Abstract: Synthetic data produced by various (generative) machine learning algorithms is increasingly being peddled as a cutting-edge technology that enables the release of "truly anonymous" datasets (cit.), while preserving the interesting statistical properties of real data. If you're planning to attend this talk, you probably already know (or have guessed) that's not quite right.

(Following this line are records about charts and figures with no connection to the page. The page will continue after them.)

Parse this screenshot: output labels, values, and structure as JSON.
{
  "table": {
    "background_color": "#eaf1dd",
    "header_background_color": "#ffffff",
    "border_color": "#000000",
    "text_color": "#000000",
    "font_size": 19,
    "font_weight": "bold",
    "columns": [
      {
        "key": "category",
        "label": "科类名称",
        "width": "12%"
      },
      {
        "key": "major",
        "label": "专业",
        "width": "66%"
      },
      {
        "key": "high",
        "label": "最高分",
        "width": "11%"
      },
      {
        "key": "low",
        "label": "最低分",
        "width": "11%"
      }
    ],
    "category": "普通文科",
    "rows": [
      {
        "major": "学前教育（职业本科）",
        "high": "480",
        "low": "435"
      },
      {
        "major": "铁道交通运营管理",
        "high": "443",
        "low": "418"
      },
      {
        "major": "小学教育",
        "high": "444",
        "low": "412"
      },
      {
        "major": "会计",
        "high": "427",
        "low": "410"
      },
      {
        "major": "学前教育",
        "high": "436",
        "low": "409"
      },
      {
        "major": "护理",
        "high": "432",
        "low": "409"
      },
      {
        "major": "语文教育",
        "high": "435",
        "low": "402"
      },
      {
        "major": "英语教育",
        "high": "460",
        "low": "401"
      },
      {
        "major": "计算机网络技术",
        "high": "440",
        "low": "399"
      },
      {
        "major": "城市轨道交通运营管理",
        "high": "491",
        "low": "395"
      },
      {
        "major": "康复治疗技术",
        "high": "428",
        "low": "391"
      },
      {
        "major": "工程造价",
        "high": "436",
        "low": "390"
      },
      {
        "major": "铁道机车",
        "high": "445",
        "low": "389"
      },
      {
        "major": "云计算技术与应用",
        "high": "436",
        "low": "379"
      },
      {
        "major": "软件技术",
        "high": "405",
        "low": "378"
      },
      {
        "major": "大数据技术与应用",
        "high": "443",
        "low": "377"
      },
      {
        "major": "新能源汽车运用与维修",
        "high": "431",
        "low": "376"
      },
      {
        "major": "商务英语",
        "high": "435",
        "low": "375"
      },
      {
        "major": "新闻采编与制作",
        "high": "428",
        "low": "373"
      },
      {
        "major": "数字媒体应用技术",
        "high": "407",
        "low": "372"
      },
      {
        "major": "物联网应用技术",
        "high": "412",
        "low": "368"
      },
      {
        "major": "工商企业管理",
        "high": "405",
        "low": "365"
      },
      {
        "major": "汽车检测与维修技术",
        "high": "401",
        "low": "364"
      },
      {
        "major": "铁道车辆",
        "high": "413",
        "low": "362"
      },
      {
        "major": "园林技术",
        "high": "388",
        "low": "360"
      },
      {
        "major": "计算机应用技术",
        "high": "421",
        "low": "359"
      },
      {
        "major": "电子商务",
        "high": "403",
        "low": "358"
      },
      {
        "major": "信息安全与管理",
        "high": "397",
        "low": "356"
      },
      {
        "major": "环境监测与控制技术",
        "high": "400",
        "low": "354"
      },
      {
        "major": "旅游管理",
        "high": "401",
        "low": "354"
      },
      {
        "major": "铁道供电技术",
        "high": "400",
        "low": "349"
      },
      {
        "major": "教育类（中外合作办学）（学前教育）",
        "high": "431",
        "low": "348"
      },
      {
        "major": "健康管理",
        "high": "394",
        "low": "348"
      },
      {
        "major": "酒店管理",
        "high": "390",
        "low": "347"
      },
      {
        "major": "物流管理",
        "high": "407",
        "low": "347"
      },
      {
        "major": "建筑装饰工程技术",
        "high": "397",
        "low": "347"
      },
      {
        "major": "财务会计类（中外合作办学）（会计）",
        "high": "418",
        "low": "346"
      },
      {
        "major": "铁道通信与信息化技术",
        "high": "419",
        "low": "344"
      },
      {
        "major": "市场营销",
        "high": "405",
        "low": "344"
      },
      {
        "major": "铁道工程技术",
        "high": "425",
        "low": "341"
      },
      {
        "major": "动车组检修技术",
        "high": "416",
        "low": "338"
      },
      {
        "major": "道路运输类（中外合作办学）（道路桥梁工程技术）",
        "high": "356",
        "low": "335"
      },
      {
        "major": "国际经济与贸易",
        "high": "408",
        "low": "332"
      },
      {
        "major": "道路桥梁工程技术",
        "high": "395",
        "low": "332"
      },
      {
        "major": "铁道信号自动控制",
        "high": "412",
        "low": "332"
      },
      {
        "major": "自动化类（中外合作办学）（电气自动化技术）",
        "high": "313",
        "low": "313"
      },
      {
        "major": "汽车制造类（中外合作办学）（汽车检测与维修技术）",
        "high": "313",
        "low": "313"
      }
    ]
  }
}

On the other hand, training generative models that satisfy Differential Privacy (DP) can provably bound the privacy leakage from the models and from the synthetic datasets they produce.
In this talk, we'll attempt to provide a realistic overview of the status quo in synthetic data (mainly, tabular data), focusing on:
- - Privacy attacks against synthetic data
- - Utility-privacy tradeoffs in DP synthetic data
- - The disproportionate impact of DP techniques on underrepresented groups
- - Why and how to audit DP synthetic data
- - How (not) to build end-to-end DP pipelines for synthetic data
- - Why you should not provide privacy guarantees using similarity-based metrics (despite lots of companies do)
We'll end with a discussion of open research problems and (hopefully) exciting items for future work. P.S. This work is almost entirely based on the work led by my students Georgi, Sundar, Bristena, and Luca.
Bio: Emiliano De Cristofaro is a Professor at University of California, Riverside. He's affiliated with the Department of Computer Science and Engineering and the RAISE Institute. From 2013 to 2023, he was at UCL, where he served as Director of the Academic Center of Excellence in Cyber Security Research (ACE-CSR) and Head of the Information Security Research Group (ISRG). Emiliano earned his PhD from UC Irvine in 2011 and worked as a Research Scientist at Xerox PARC from 2011 to 2013. His research has been published at top-tier conferences in security, machine learning, measurement, the web, and computational social science.
With his co-authors, he has received distinguished paper awards from IEEE S&P, NDSS, CCS, IMC, CSCW, ICWSM, and WebSci, the Data Protection by Design Award from the Catalan Data Protection authority, and was runner-up at the CSAW Applied Research Competitions and the INRIA-CNIL Privacy Protection Award. In 2022 and 2024, he achieved the top-4 security “grand slam” (ikr?).